Подруга позвонила и сказала, что передумала снимать кино про психотерапевтов, зато решила снимать кино про собственного мужа. Я не то чтоб обиделась, ведь это мы вместе хотели снимать про психотерапевтов... Но поинтересовалась: «Ты хочешь, чтобы вы развелись?»
Я была уверена, что снимать кино про мужа — верный путь к краху брака.
После чего мы вместе пошли на международный кинофестиваль, где (по закону подлости) фильм за фильмом муж снимал про жену, жена снимала про мужа. Все снимали про близких. Бабка про дедку. Жучка про бабку. Кошка про Жучку.
В кадр лезли такие подробности частной жизни, что невозможно себе представить, чтобы такое не ставило на отношениях жирную точку.
Я — поскольку не люблю сдаваться быстро — сказала, что все эти фильмы рассказывают про уже разрушенные отношения, а если они разрушены, то съемка вполне может иметь терапевтический эффект. Снимая, публикуя, люди имеют шанс хотя бы услышать друг друга. Сказать — сказала, а про себя задумалась, как так... Аксиомы рушатся. Почва уходит из-под ног. Горы прыгают как бараны, а холмы как ягнята. Реки текут вспять. Где же частная территория после этого?
Раньше документалист ехал за правдой в Эквадор, Никарагуа, в сибирские леса. Там, истинный друг Жан-Жака Руссо в поисках естественного человека, он пускался во все тяжкие, чтобы увидеть людей без масок, чья душа как на ладони. Теперь документалисты перестали ездить далеко. И вообще перестали ездить. Они снимают на расстоянии вытянутой руки. Своих. Себя.
Сын снимает про отца и получает главный приз на ММКФ. Два часа экранного времени сын пытается выяснить у папы, зачем тот ушел из семьи 30 лет тому назад. Всё. Весь сюжет. У сына уже давно своя семья, отец уже слаб и только тихо стонет под вопросами и ударами. Папа, зачем ты так?
Смотрится — на одном дыхании.
Почему ты меня тогда обидел, помнишь? Спрашивает кинематографист у своего объекта. То бишь, говоря старомодным языком, спрашивает сын у своего отца. И аудитория смотрит с замиранием, как камера пытает обидчика.
Но ведь я же точно знаю, что снимать кино про своего отца или мужа нельзя.

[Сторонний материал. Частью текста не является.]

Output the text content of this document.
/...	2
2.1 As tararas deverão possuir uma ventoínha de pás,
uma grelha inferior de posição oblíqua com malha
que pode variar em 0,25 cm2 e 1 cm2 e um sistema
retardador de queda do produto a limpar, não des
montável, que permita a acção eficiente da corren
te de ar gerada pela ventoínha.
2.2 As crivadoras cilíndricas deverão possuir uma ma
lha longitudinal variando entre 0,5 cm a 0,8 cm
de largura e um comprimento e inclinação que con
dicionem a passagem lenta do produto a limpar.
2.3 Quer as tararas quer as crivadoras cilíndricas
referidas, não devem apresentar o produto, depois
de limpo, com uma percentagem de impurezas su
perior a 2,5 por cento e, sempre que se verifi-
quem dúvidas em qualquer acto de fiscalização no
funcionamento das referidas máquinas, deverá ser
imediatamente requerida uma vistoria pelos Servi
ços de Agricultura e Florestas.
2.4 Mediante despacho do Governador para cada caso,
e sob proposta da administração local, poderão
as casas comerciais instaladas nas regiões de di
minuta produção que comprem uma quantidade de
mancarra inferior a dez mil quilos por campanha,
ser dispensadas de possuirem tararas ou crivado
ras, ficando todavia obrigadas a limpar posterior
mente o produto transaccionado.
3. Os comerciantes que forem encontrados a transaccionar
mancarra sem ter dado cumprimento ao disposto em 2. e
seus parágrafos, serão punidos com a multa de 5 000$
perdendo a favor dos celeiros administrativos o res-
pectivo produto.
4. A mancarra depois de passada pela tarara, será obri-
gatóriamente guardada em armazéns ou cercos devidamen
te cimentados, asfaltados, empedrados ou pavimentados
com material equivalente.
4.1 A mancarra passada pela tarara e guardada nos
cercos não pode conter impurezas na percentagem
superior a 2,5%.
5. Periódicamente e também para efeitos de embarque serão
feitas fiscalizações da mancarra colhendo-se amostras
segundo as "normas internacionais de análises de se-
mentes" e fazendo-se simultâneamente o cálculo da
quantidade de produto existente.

Как говорят наши друзья феминистки: ты меня объективируешь. Убери камеру! Ты превращаешь уникальные отношения между двумя людьми в отношения субъект – объект, выносишь в публичное поле наше частное, превращаешь живого человека в объект изучения, вмешательства, кукловодчества, публичного разглядывания.
Когда-то мой оператор схохмил: «Поступили жалобы от съемочных объектов». И когда-то это было уморительно смешно, что можно вот так живых людей съемочными объектами обозвать...
Ахиллес догнал наконец черепаху и раздавил ее своими лапищами.
Кино — оно не само по себе. Социальные сети формируют модель общения. Ролик одной толстой афроамериканки, которая, сидя на унитазе, говорит: «Я сижу на унитазе, я сижу на унитазе», собирает десятки миллионов подписчиков, а его героиня, записавшая себя и выложившая в YouTube, становится мультперсонажем.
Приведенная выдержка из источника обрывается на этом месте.